Breast tumors in African-Americans (AAs) exhibit higher recurrence rates and faster kinetic progression to metastasis than those in European-Americans (EAs). This results in a stark ethnic disparity in breast cancer outcomes. Hence, enhancing understanding of cell cycle kinetics within breast tumors may illuminate hitherto overlooked and fundamental tumor biological characteristics of breast tumors underpinning racial differences in metastatic propensities. Current clinico-pathological prognostic markers that evaluate cell proliferation in breast carcinomas include mitotic index (MI) and Ki67 proliferation index (KI). However, as autonomous prognosticators measured on distinct scales, MI and KI lack the ability to capture information about the cycling kinetics of proliferating tumor cells-a key driver of intratumoral heterogeneity; this diminishes and undermines their prognostic accuracy. We performed a three-color immunofluorescence staining on paraffin-embedded AA (n=83) and EA (n=151) breast tumor tissue specimens from Northside Hospital to integrate mitotic cells and cycling cells into the same measurement scale. Phospho histone H3 was used as a mitotic marker and Ki-67 as a cell proliferation marker. Stained samples were examined in confocal microscopy to determine the proportion of mitotic cells among Ki-67 positive proliferative cells to yield the Mitosis:Proliferation (M:P) Ratio, a measure of the turnover rate of proliferating tumor cells. We observed higher M:P ratio in AA compared to grade-matched and stage-matched EA tumor tissue specimens. AA displayed significantly higher M:P ratio than EA among early stage tumors (p=0.015). Furthermore, among the clinico-pathological parameters, age, race, grade, stage, and receptor status, a multivariate analysis revealed that race was the only variable that exhibited a significant confounding influence on M:P ratio (p=0.042). A higher M:P Ratio likely reflects an increased mitotic propensity and higher risk of developing intratumoral heterogeneity and producing aggressive clones; thus, a higher M:P ratio may underlie the observed greater metastatic propensity exhibited in AA compared to EA patients. Thus, our novel metric provides new insights into the KI-MI relationship in tumors, exposes previously unrecognized differences in cycling kinetics among early stage AA and EA breast tumors, and proffers additional metastatic risk predictive information currently unavailable in the clinic.

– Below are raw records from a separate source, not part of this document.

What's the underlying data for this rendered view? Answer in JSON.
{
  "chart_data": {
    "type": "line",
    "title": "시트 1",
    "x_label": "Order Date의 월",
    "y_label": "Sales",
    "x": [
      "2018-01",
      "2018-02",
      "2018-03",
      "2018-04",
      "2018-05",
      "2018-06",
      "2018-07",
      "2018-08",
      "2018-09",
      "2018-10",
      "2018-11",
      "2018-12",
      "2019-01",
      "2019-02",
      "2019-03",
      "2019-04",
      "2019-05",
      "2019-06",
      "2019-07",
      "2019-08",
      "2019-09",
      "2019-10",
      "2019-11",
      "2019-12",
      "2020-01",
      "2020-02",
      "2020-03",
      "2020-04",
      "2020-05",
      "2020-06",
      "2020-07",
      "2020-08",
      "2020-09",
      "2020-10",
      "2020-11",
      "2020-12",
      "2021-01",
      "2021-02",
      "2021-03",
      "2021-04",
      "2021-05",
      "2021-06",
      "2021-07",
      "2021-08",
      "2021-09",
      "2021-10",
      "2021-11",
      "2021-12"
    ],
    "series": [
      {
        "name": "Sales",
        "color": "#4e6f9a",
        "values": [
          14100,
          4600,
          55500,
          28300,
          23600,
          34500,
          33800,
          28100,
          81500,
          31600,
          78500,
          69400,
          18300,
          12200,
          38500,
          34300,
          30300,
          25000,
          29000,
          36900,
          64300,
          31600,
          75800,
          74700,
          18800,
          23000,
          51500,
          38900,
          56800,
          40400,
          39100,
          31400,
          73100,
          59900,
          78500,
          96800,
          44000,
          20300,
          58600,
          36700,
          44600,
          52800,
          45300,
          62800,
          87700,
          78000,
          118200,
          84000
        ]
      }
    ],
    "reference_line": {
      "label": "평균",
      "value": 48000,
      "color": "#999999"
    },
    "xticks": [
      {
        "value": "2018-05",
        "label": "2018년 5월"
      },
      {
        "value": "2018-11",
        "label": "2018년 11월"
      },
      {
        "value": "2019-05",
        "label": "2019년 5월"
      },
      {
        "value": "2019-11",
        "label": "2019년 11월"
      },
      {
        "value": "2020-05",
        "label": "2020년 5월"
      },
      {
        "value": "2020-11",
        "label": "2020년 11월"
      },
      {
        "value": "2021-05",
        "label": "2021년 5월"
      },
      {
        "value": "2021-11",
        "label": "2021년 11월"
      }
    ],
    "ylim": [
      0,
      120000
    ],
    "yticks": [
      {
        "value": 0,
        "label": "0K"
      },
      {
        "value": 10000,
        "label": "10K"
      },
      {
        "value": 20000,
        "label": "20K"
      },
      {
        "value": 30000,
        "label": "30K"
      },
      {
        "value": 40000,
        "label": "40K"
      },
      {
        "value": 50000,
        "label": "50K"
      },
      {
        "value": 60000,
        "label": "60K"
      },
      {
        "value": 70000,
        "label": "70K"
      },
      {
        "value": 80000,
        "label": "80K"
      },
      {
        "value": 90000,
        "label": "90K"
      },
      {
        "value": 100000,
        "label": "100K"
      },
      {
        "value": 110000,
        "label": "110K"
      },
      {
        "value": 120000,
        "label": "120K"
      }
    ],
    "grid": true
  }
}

Citation Format: Nikita Wright, Sergey Klimov, Mildred Jones, Guilherme H. Cantuaria, Padmashree C. G. Rida, Ritu Aneja. A novel metric illuminates disparities in cell cycling kinetics between ethnically-distinct breast tumors and enhances prediction of metastatic risk. [abstract]. In: Proceedings of the Ninth AACR Conference on the Science of Cancer Health Disparities in Racial/Ethnic Minorities and the Medically Underserved; 2016 Sep 25-28; Fort Lauderdale, FL. Philadelphia (PA): AACR; Cancer Epidemiol Biomarkers Prev 2017;26(2 Suppl):Abstract nr B13.